L’opposant bissau-guinéen Fernando Dias, réfugié dans l’ambassade du Nigeria depuis le coup d’Etat de la fin de novembre dans son pays, a recouvré la liberté dans la nuit de vendredi à samedi 31 janvier, tandis que l’opposant Domingos Simoes Pereira, également libéré, a ensuite été placé en résidence surveillée, a appris l’Agence France-Presse (AFP) auprès des autorités.
La Guinée-Bissau est dirigée depuis le 26 novembre – veille de l’annonce prévue des résultats provisoires des élections présidentielle et législatives – par des militaires, qui ont renversé le président sortant, Umaro Sissoco Embalo, et suspendu le processus électoral.
Fernando Dias était le principal adversaire de l’ancien dirigeant à la présidentielle du 23 novembre.

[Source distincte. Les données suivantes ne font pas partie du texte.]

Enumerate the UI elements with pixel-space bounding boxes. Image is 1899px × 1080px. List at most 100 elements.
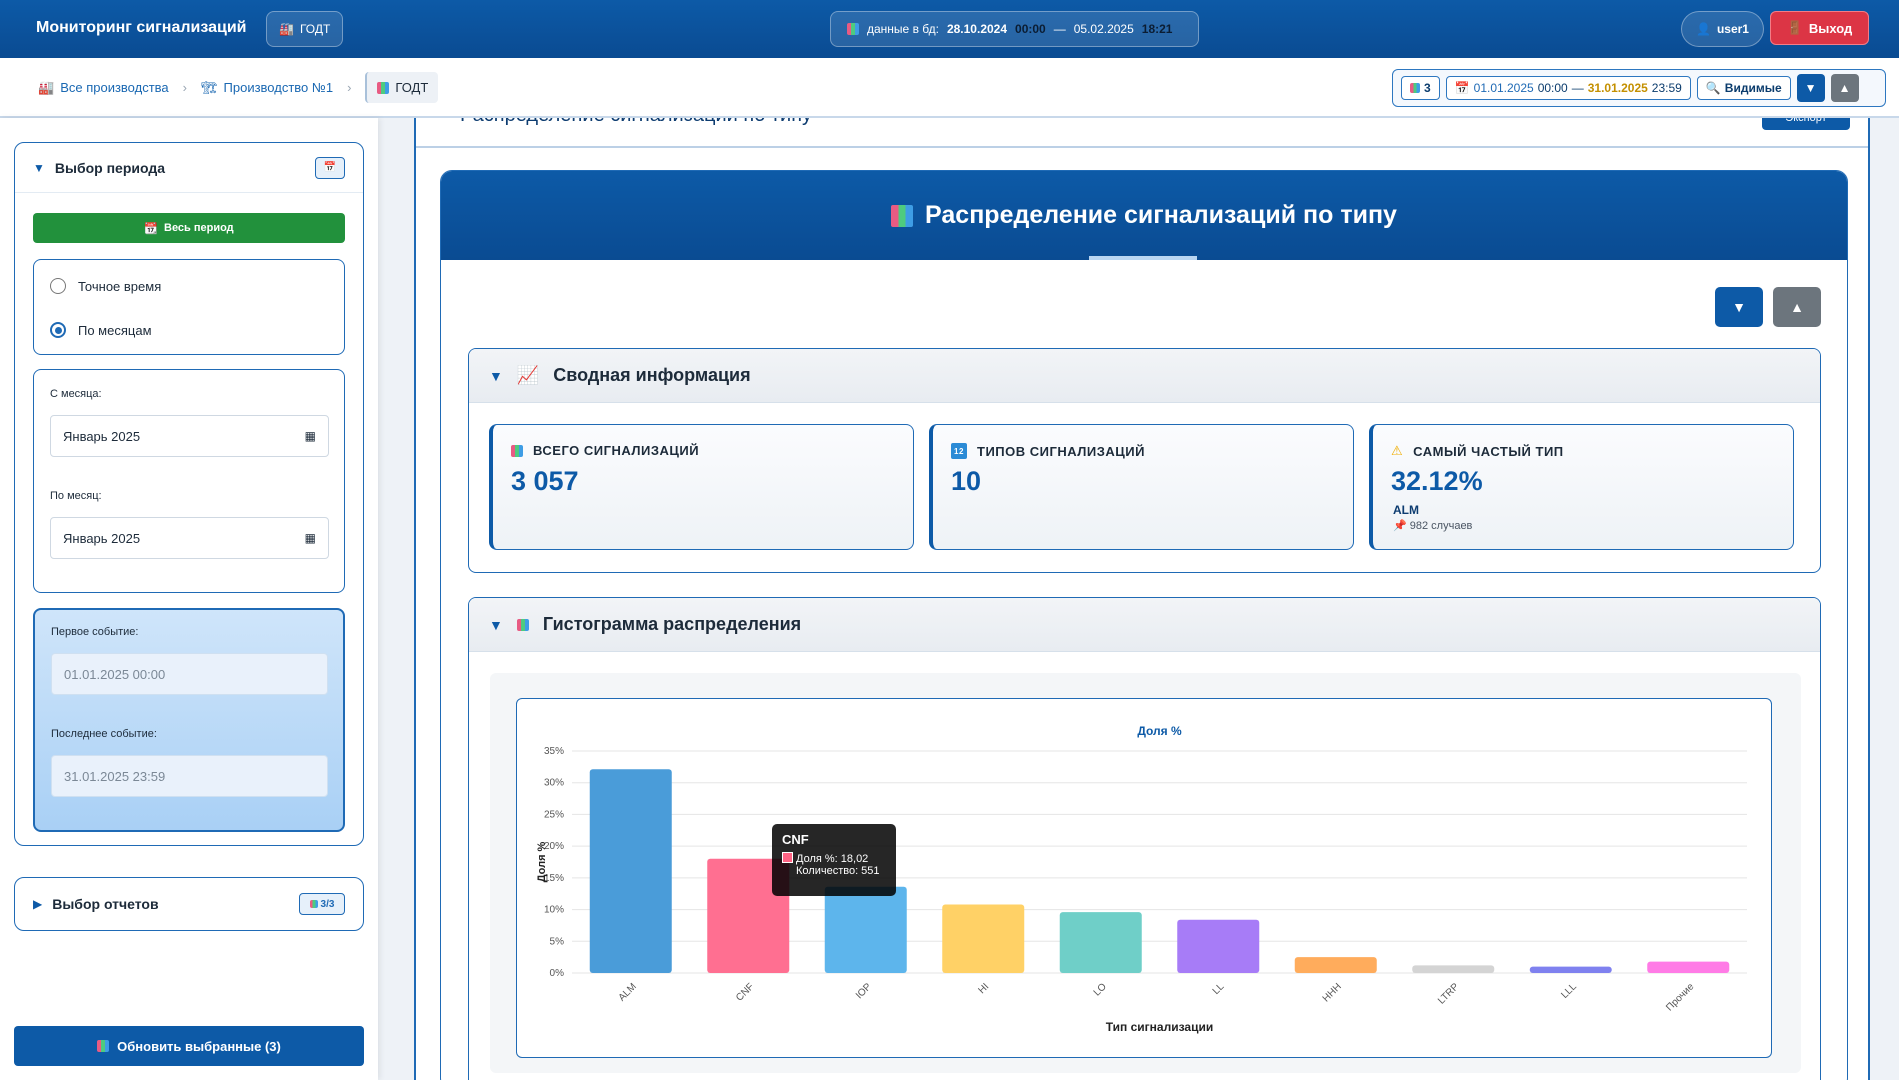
y-tick-label: 0% [550,968,565,979]
logout-button[interactable]: 🚪 Выход [1770,11,1869,45]
bar-ll [1177,919,1260,973]
date-range-button[interactable]: 📅 01.01.2025 00:00 — 31.01.2025 23:59 [1445,76,1691,100]
db-from-time: 00:00 [1015,22,1046,36]
chart-wrapper: Доля % 0% 5% 10% 15% 20% 25% 30% 35% Доля % ALM CNF… [490,673,1801,1073]
main-content: Распределение сигнализаций по типу Экспо… [414,118,1870,1080]
chevron-down-icon: ▼ [33,160,45,175]
calendar-icon: 📅 [323,162,337,173]
most-frequent-cases: 📌 982 случаев [1393,519,1472,532]
range-to-time: 23:59 [1651,81,1682,95]
visible-filter-button[interactable]: 🔍 Видимые [1696,76,1791,100]
chevron-down-icon: ▼ [489,367,503,384]
chart-icon [309,900,318,908]
reports-badge: 3/3 [299,893,345,915]
last-event-field: 31.01.2025 23:59 [51,755,328,797]
expand-all-button[interactable]: ▼ [1796,74,1825,102]
bar-lo [1059,912,1142,973]
breadcrumb-label: Производство №1 [223,80,334,95]
x-tick-label: LO [1092,981,1109,998]
db-label: данные в бд: [867,22,939,36]
export-button[interactable]: Экспорт [1762,118,1850,130]
chart-icon [1410,83,1420,93]
report-count-button[interactable]: 3 [1401,76,1440,100]
db-to-time: 18:21 [1141,22,1173,36]
chart-icon [847,23,859,35]
user-badge[interactable]: 👤 user1 [1681,11,1764,47]
histogram-header[interactable]: ▼ Гистограмма распределения [469,598,1820,652]
period-header[interactable]: ▼ Выбор периода 📅 [15,143,363,193]
mode-radio-group: Точное время По месяцам [33,259,345,355]
first-event-value: 01.01.2025 00:00 [64,666,166,682]
radio-label: По месяцам [78,322,152,338]
x-axis-label: Тип сигнализации [1106,1020,1213,1034]
factory-icon: 🏭 [38,79,55,95]
histogram-title: Гистограмма распределения [542,614,802,634]
breadcrumb-separator: › [182,80,187,95]
refresh-selected-button[interactable]: Обновить выбранные (3) [14,1026,364,1066]
y-tick-label: 5% [550,936,565,947]
godt-button[interactable]: 🏭 ГОДТ [266,11,344,47]
bar-iop [824,886,907,973]
radio-exact-time[interactable]: Точное время [34,264,344,308]
radio-label: Точное время [78,278,162,294]
tooltip-swatch [782,852,793,863]
collapse-sections-button[interactable]: ▲ [1773,287,1821,327]
chart-title: Доля % [1137,724,1182,738]
chevron-right-icon: ▶ [33,897,43,911]
calendar-icon[interactable]: ▦ [304,531,316,545]
calendar-toggle-button[interactable]: 📅 [315,156,345,179]
breadcrumb-production-1[interactable]: 🏗 Производство №1 [201,80,333,96]
bar-hi [942,904,1025,973]
from-month-input[interactable]: Январь 2025 ▦ [50,415,329,457]
radio-by-months[interactable]: По месяцам [34,308,344,352]
reports-count: 3/3 [320,898,335,910]
db-dash: — [1053,22,1066,36]
calendar-icon: 📆 [144,222,159,235]
to-month-value: Январь 2025 [63,530,141,546]
calendar-icon[interactable]: ▦ [304,429,316,443]
production-icon: 🏗 [201,79,218,95]
user-icon: 👤 [1696,22,1711,36]
chart-tooltip: CNF Доля %: 18,02 Количество: 551 [772,824,896,896]
chart-icon [891,204,914,227]
tooltip-share: Доля %: 18,02 [796,853,869,865]
bar-chart[interactable]: Доля % 0% 5% 10% 15% 20% 25% 30% 35% Доля % ALM CNF… [517,699,1773,1059]
radio-button[interactable] [50,322,66,338]
report-toolbar: 3 📅 01.01.2025 00:00 — 31.01.2025 23:59 … [1392,69,1886,107]
db-from-date: 28.10.2024 [946,22,1008,36]
tooltip-line1: Доля %: 18,02 [782,852,886,865]
to-month-label: По месяц: [50,490,102,502]
logout-label: Выход [1808,20,1853,36]
panel-header: Распределение сигнализаций по типу [441,171,1847,260]
chart-icon [511,444,523,457]
y-tick-label: 35% [544,746,564,757]
event-range-box: Первое событие: 01.01.2025 00:00 Последн… [33,608,345,832]
summary-header[interactable]: ▼ 📈 Сводная информация [469,349,1820,403]
breadcrumb-label: Все производства [60,80,169,95]
chart-icon [516,618,529,631]
reports-card[interactable]: ▶ Выбор отчетов 3/3 [14,877,364,931]
chevron-down-icon: ▼ [489,616,503,633]
y-tick-label: 30% [544,778,564,789]
range-from-time: 00:00 [1537,81,1568,95]
x-tick-label: LLL [1559,981,1579,1001]
expand-sections-button[interactable]: ▼ [1715,287,1763,327]
most-frequent-type: ALM [1393,503,1419,517]
reports-header[interactable]: ▶ Выбор отчетов 3/3 [15,878,363,930]
x-tick-label: HI [977,981,992,996]
stat-types: 12 ТИПОВ СИГНАЛИЗАЦИЙ 10 [929,424,1354,550]
collapse-all-button[interactable]: ▲ [1830,74,1859,102]
calendar-icon: 📅 [1454,81,1470,95]
y-tick-label: 15% [544,873,564,884]
histogram-section: ▼ Гистограмма распределения Доля % 0% 5% 10… [468,597,1821,1080]
last-event-label: Последнее событие: [51,728,157,740]
bar-прочие [1647,961,1730,973]
all-period-button[interactable]: 📆 Весь период [33,213,345,243]
bar-lll [1529,966,1612,973]
bar-hhh [1294,957,1377,973]
previous-section-strip: Распределение сигнализаций по типу Экспо… [416,118,1868,148]
breadcrumb-all-productions[interactable]: 🏭 Все производства [38,80,169,96]
radio-button[interactable] [50,278,66,294]
x-tick-label: ALM [617,981,639,1003]
to-month-input[interactable]: Январь 2025 ▦ [50,517,329,559]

Le 27 novembre, il avait affirmé à l’AFP avoir remporté la présidentielle et accusé M. Embalo d’avoir « organisé » le putsch ayant porté les militaires au pouvoir.
M. Dias avait dit avoir pu s’échapper le jour du putsch, le 26 novembre, quand des hommes armés étaient arrivés à son siège de campagne, à Bissau, la capitale, pour l’arrêter. Il avait ensuite trouvé refuge à l’ambassade du Nigeria, qui lui avait accordé l’asile.
Dans la nuit de vendredi à samedi, Fernando Dias et l’ancien premier ministre Geraldo Martins ont été libérés, a confirmé à l’AFP Gabriel Yé, chargé de communication du candidat Dias à la présidentielle. « Il a été libéré hier tard dans la soirée. Il n’est pas en résidence surveillée », a déclaré M. Yé. « Les seules restrictions qui lui ont été imposées par les autorités militaires sont de s’abstenir de déclarations publiques ou de faire des activités politiques », a-t-il cependant précisé.
De son côté, l’important chef de l’opposition Domingos Simoes Pereira, libéré vendredi soir d’une prison de Bissau, est le seul des opposants arrêtés après le coup d’Etat à être maintenu en résidence surveillée.
« Tous les détenus dans le cadre du coup d’Etat ont été libérés », a confirmé à l’AFP le responsable de la communication de l’état-major de l’armée bissau-guinéenne, le commandant Jorgito Biague. « Domingos Simoes Pereira est le seul qui soit en résidence surveillée pour des raisons de délits économiques. Son cas est entre les mains de la justice et non du haut commandement militaire », a-t-il détaillé.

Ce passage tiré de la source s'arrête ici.